Avez-vous un exemple ?
Une fois, j’ai proposé une photo de la bague de ma marraine à mes élèves en leur demandant de « voir » qui était la propriétaire de ce bijou. Elle était chef d’une entreprise de matériel électroménager à Nice. Elle était toujours bien habillée, et menait son affaire de main de maître. Durant l’exercice, elle a été perçue précisément par deux hommes. Le premier, un peu âgé, avait dû être communiste dans sa jeunesse. Il a décrit une femme autoritaire, rigide, peu sympathique. L’autre était un aristocrate. Il s’est exclamé :
« Mais qui est cette grosse bonne femme qui crie sur tout le monde au milieu de sa batterie de cuisine ? Elle est forte en voix et engoncée dans ses tailleurs. » Donc les deux avaient bien vu qui elle était mais le premier l’a perçue comme dominante, le deuxième comme étant un peu vulgaire. Leur prisme culturel a filtré leurs perceptions. Un autre participant a même dit :
« Elle est morte à Nice. » Quelle est la probabilité que ce fait ressorte à partir de la photo d’une bague anodine ? Certains ont vu ses problèmes de santé, ses cheveux roux. C’était bluffant.
Au fil de ces formations, vous avez donc affiné votre méthode ?
Ce que je propose maintenant est bien plus abouti. J’ai mené beaucoup d’expériences avec Bertrand Méheust – relatées dans son livre
Les Miracles de l’esprit, Qu’est-ce que les voyants peuvent nous apprendre ? –, durant lesquelles je me suis rendu compte que je décris ce que je « vois » comme je décris un souvenir. Étrangement, la voyance fonctionne comme la mémoire. Vous voyez des images, ressentez des émotions, et en arrière-plan, il se passe quelque chose qui est encore flou mais qui peut se clarifier si vous y prêtez attention, comme si vous vous en souveniez. Aussi, tout comme la mémoire, la voyance est sélective, vous ne voyez pas tout. Par exemple, vous vous souvenez des temps forts de vos vacances, mais pas des numéros de siège que vous occupiez dans l’avion. Et plus votre vocabulaire mémoriel est riche, plus vous savez comment y avoir accès, plus il sera facile de percevoir une foule de détails, puisque c’est le contenu de votre mémoire qui va composer ce qui est perçu par votre sixième sens.

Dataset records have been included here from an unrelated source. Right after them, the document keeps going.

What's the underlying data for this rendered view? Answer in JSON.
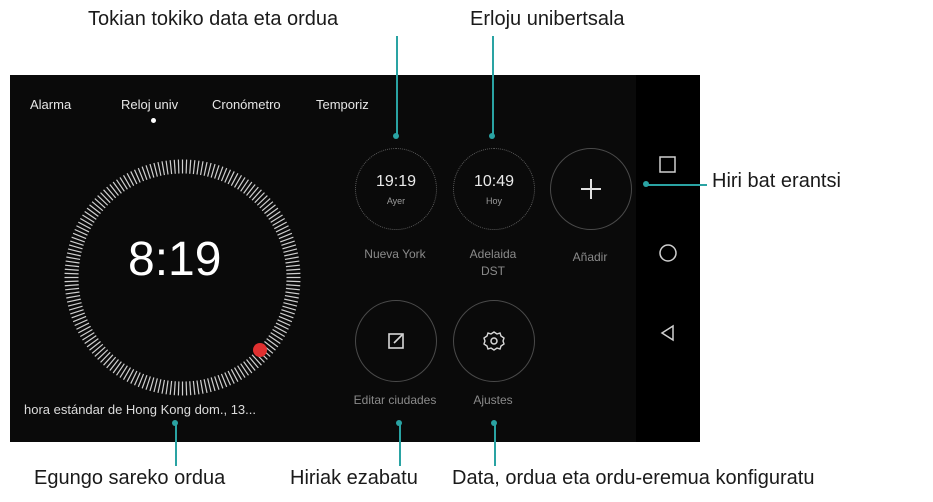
{
  "callouts": {
    "date_time_local": "Tokian tokiko data eta ordua",
    "world_clock": "Erloju unibertsala",
    "add_city": "Hiri bat erantsi",
    "network_time": "Egungo sareko ordua",
    "delete_cities": "Hiriak ezabatu",
    "date_time_settings": "Data, ordua eta ordu-eremua konfiguratu"
  },
  "tabs": [
    {
      "label": "Alarma"
    },
    {
      "label": "Reloj univ"
    },
    {
      "label": "Cronómetro"
    },
    {
      "label": "Temporiz"
    }
  ],
  "active_tab": "Reloj univ",
  "main_clock": {
    "time": "8:19",
    "footer": "hora estándar de Hong Kong  dom., 13..."
  },
  "cities": [
    {
      "time": "19:19",
      "day": "Ayer",
      "name": "Nueva York",
      "extra": ""
    },
    {
      "time": "10:49",
      "day": "Hoy",
      "name": "Adelaida",
      "extra": "DST"
    }
  ],
  "add_button": {
    "label": "Añadir"
  },
  "edit_button": {
    "label": "Editar ciudades"
  },
  "settings_button": {
    "label": "Ajustes"
  },
  "colors": {
    "accent_red": "#e03030",
    "callout_line": "#2aa3a3"
  },
  "icons": {
    "add": "plus-icon",
    "edit": "edit-icon",
    "settings": "gear-icon",
    "nav_recent": "square-icon",
    "nav_home": "circle-icon",
    "nav_back": "triangle-back-icon"
  }
}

Vous ne faites jamais mention d’éventuels « esprits » ou autres formes de conscience désincarnées.
Nous n’avons pas besoin d’êtres de lumière pour expliquer les perceptions extrasensorielles. Ce qui ne veut pas dire qu’à titre personnel, je n’aie pas une connexion avec une intelligence particulière qui me donne des informations. Simplement, je fais bien la différence. Qu’il y ait d’autres plans de conscience, c’est une chose, mais qu’ils soient nécessaires à l’apparition du sixième sens, certainement pas ! Surtout, cela peut – encore une fois – évacuer le problème. D’un seul coup, il n’est plus question du mécanisme même de la voyance, mais de la nature de l’entité contactée. Cela peut aussi engendrer une déresponsabilisation. La personne peut être tentée de se décharger sur l’entité puisque ce ne serait plus elle qui parle.

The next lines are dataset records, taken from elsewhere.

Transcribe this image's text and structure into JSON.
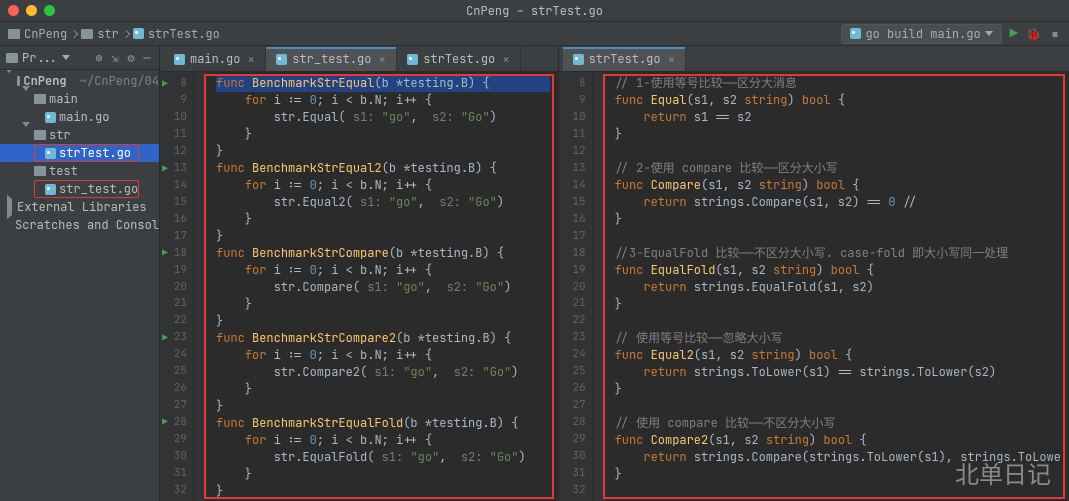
{
  "window": {
    "title": "CnPeng – strTest.go"
  },
  "breadcrumb": {
    "root": "CnPeng",
    "p1": "str",
    "p2": "strTest.go"
  },
  "run_config": "go build main.go",
  "pane": {
    "label": "Pr..."
  },
  "tree": {
    "root": "CnPeng",
    "root_path": "~/CnPeng/04",
    "main_folder": "main",
    "main_file": "main.go",
    "str_folder": "str",
    "str_file": "strTest.go",
    "test_folder": "test",
    "test_file": "str_test.go",
    "ext": "External Libraries",
    "scratch": "Scratches and Consol"
  },
  "tabs_left": {
    "t1": "main.go",
    "t2": "str_test.go",
    "t3": "strTest.go"
  },
  "tabs_right": {
    "t1": "strTest.go"
  },
  "left_ln": [
    "8",
    "9",
    "10",
    "11",
    "12",
    "13",
    "14",
    "15",
    "16",
    "17",
    "18",
    "19",
    "20",
    "21",
    "22",
    "23",
    "24",
    "25",
    "26",
    "27",
    "28",
    "29",
    "30",
    "31",
    "32"
  ],
  "right_ln": [
    "8",
    "9",
    "10",
    "11",
    "12",
    "13",
    "14",
    "15",
    "16",
    "17",
    "18",
    "19",
    "20",
    "21",
    "22",
    "23",
    "24",
    "25",
    "26",
    "27",
    "28",
    "29",
    "30",
    "31",
    "32"
  ],
  "code_left": {
    "l8": {
      "kw": "func ",
      "fn": "BenchmarkStrEqual",
      "rest": "(b *testing.",
      "typ": "B",
      "rest2": ") {"
    },
    "l9": {
      "pre": "    ",
      "kw": "for ",
      "rest": "i := ",
      "n0": "0",
      "rest2": "; i < b.N; i++ {"
    },
    "l10": {
      "pre": "        str.Equal( ",
      "h1": "s1:",
      "s1": " \"go\"",
      "c": ",  ",
      "h2": "s2:",
      "s2": " \"Go\"",
      "end": ")"
    },
    "l11": "    }",
    "l12": "}",
    "l13": {
      "kw": "func ",
      "fn": "BenchmarkStrEqual2",
      "rest": "(b *testing.",
      "typ": "B",
      "rest2": ") {"
    },
    "l14": {
      "pre": "    ",
      "kw": "for ",
      "rest": "i := ",
      "n0": "0",
      "rest2": "; i < b.N; i++ {"
    },
    "l15": {
      "pre": "        str.Equal2( ",
      "h1": "s1:",
      "s1": " \"go\"",
      "c": ",  ",
      "h2": "s2:",
      "s2": " \"Go\"",
      "end": ")"
    },
    "l16": "    }",
    "l17": "}",
    "l18": {
      "kw": "func ",
      "fn": "BenchmarkStrCompare",
      "rest": "(b *testing.",
      "typ": "B",
      "rest2": ") {"
    },
    "l19": {
      "pre": "    ",
      "kw": "for ",
      "rest": "i := ",
      "n0": "0",
      "rest2": "; i < b.N; i++ {"
    },
    "l20": {
      "pre": "        str.Compare( ",
      "h1": "s1:",
      "s1": " \"go\"",
      "c": ",  ",
      "h2": "s2:",
      "s2": " \"Go\"",
      "end": ")"
    },
    "l21": "    }",
    "l22": "}",
    "l23": {
      "kw": "func ",
      "fn": "BenchmarkStrCompare2",
      "rest": "(b *testing.",
      "typ": "B",
      "rest2": ") {"
    },
    "l24": {
      "pre": "    ",
      "kw": "for ",
      "rest": "i := ",
      "n0": "0",
      "rest2": "; i < b.N; i++ {"
    },
    "l25": {
      "pre": "        str.Compare2( ",
      "h1": "s1:",
      "s1": " \"go\"",
      "c": ",  ",
      "h2": "s2:",
      "s2": " \"Go\"",
      "end": ")"
    },
    "l26": "    }",
    "l27": "}",
    "l28": {
      "kw": "func ",
      "fn": "BenchmarkStrEqualFold",
      "rest": "(b *testing.",
      "typ": "B",
      "rest2": ") {"
    },
    "l29": {
      "pre": "    ",
      "kw": "for ",
      "rest": "i := ",
      "n0": "0",
      "rest2": "; i < b.N; i++ {"
    },
    "l30": {
      "pre": "        str.EqualFold( ",
      "h1": "s1:",
      "s1": " \"go\"",
      "c": ",  ",
      "h2": "s2:",
      "s2": " \"Go\"",
      "end": ")"
    },
    "l31": "    }",
    "l32": "}"
  },
  "code_right": {
    "l8": "// 1-使用等号比较——区分大消息",
    "l9": {
      "kw": "func ",
      "fn": "Equal",
      "rest": "(s1, s2 ",
      "typ": "string",
      "rest2": ") ",
      "ret": "bool",
      "rest3": " {"
    },
    "l10": {
      "pre": "    ",
      "kw": "return ",
      "rest": "s1 == s2"
    },
    "l11": "}",
    "l12": "",
    "l13": "// 2-使用 compare 比较——区分大小写",
    "l14": {
      "kw": "func ",
      "fn": "Compare",
      "rest": "(s1, s2 ",
      "typ": "string",
      "rest2": ") ",
      "ret": "bool",
      "rest3": " {"
    },
    "l15": {
      "pre": "    ",
      "kw": "return ",
      "rest": "strings.Compare(s1, s2) == ",
      "n": "0",
      "rest2": " //"
    },
    "l16": "}",
    "l17": "",
    "l18": "//3-EqualFold 比较——不区分大小写. case-fold 即大小写同一处理",
    "l19": {
      "kw": "func ",
      "fn": "EqualFold",
      "rest": "(s1, s2 ",
      "typ": "string",
      "rest2": ") ",
      "ret": "bool",
      "rest3": " {"
    },
    "l20": {
      "pre": "    ",
      "kw": "return ",
      "rest": "strings.EqualFold(s1, s2)"
    },
    "l21": "}",
    "l22": "",
    "l23": "// 使用等号比较——忽略大小写",
    "l24": {
      "kw": "func ",
      "fn": "Equal2",
      "rest": "(s1, s2 ",
      "typ": "string",
      "rest2": ") ",
      "ret": "bool",
      "rest3": " {"
    },
    "l25": {
      "pre": "    ",
      "kw": "return ",
      "rest": "strings.ToLower(s1) == strings.ToLower(s2)"
    },
    "l26": "}",
    "l27": "",
    "l28": "// 使用 compare 比较——不区分大小写",
    "l29": {
      "kw": "func ",
      "fn": "Compare2",
      "rest": "(s1, s2 ",
      "typ": "string",
      "rest2": ") ",
      "ret": "bool",
      "rest3": " {"
    },
    "l30": {
      "pre": "    ",
      "kw": "return ",
      "rest": "strings.Compare(strings.ToLower(s1), strings.ToLowe"
    },
    "l31": "}",
    "l32": ""
  },
  "watermark": "北单日记"
}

Avez-vous découvert d’autres facteurs favorisant les perceptions extrasensorielles ?
Il faut oublier les limites de son ego. Pour pouvoir se projeter sur ce que X ou Y est en train de faire à 10 000 kilomètres, il faut faire l’expérience d’une sorte de « reliance » universelle. Nous sommes des individus avec une histoire et des limites personnelles. Cependant, il y a aussi une part de nous qui est plus vaste qui peut sortir de ça. Et c’est avec cette part-là qu’il faut travailler. J’ai élaboré un programme pour que mes élèves apprennent à devenir « un autre ». Je leur demande notamment de devenir des animaux spécifiques. Certains ont été si bouleversés que cela a modifié irrémédiablement leur regard sur le monde vivant !
Le 6e sens, est une faculté intelligente qui nous indique où porter notre attention.

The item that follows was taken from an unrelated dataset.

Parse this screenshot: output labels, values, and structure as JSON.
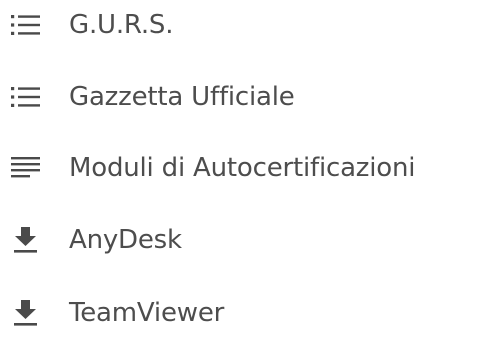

Ensuite, vous utilisez vos protocoles de parapsychologie ?
Oui. Je fais travailler les participants sur des photographies de lieux, de personnes, sur la précognition. Je leur demande par exemple de se concentrer sur le film que je serai en train de regarder à un moment déterminé dans le futur – en sachant que je ne sais pas de quel film il s’agit puisqu’il sera tiré au sort par la suite. Ensuite, le jour et l’heure dits, je regarde le film et je compare avec les descriptions données auparavant. Certains font des séances qui valent les démonstrations que j’ai faites à la télévision ! Et les informations captées par les participants portent sur la cible en tant que telle, mais aussi sur l’état psychologique des personnes choisies ou sur l’atmosphère à ce moment-là. Une fois où mon compagnon était la cible – et au-delà de la précision des détails qui ont été donnés sur ce qu’il faisait et le lieu où il était –, une participante a demandé :
« Quelle est cette histoire de police et de voiture ? Pourquoi cet homme est-il si en colère à cause d’une voiture ? » Mon compagnon a en effet eu des problèmes de voiture. En France avec un garagiste, puis en arrivant en Uruguay – où nous vivons maintenant –, puisqu’il ne connaissait pas encore le code de la route du pays. Cela correspond donc à un vécu très précis !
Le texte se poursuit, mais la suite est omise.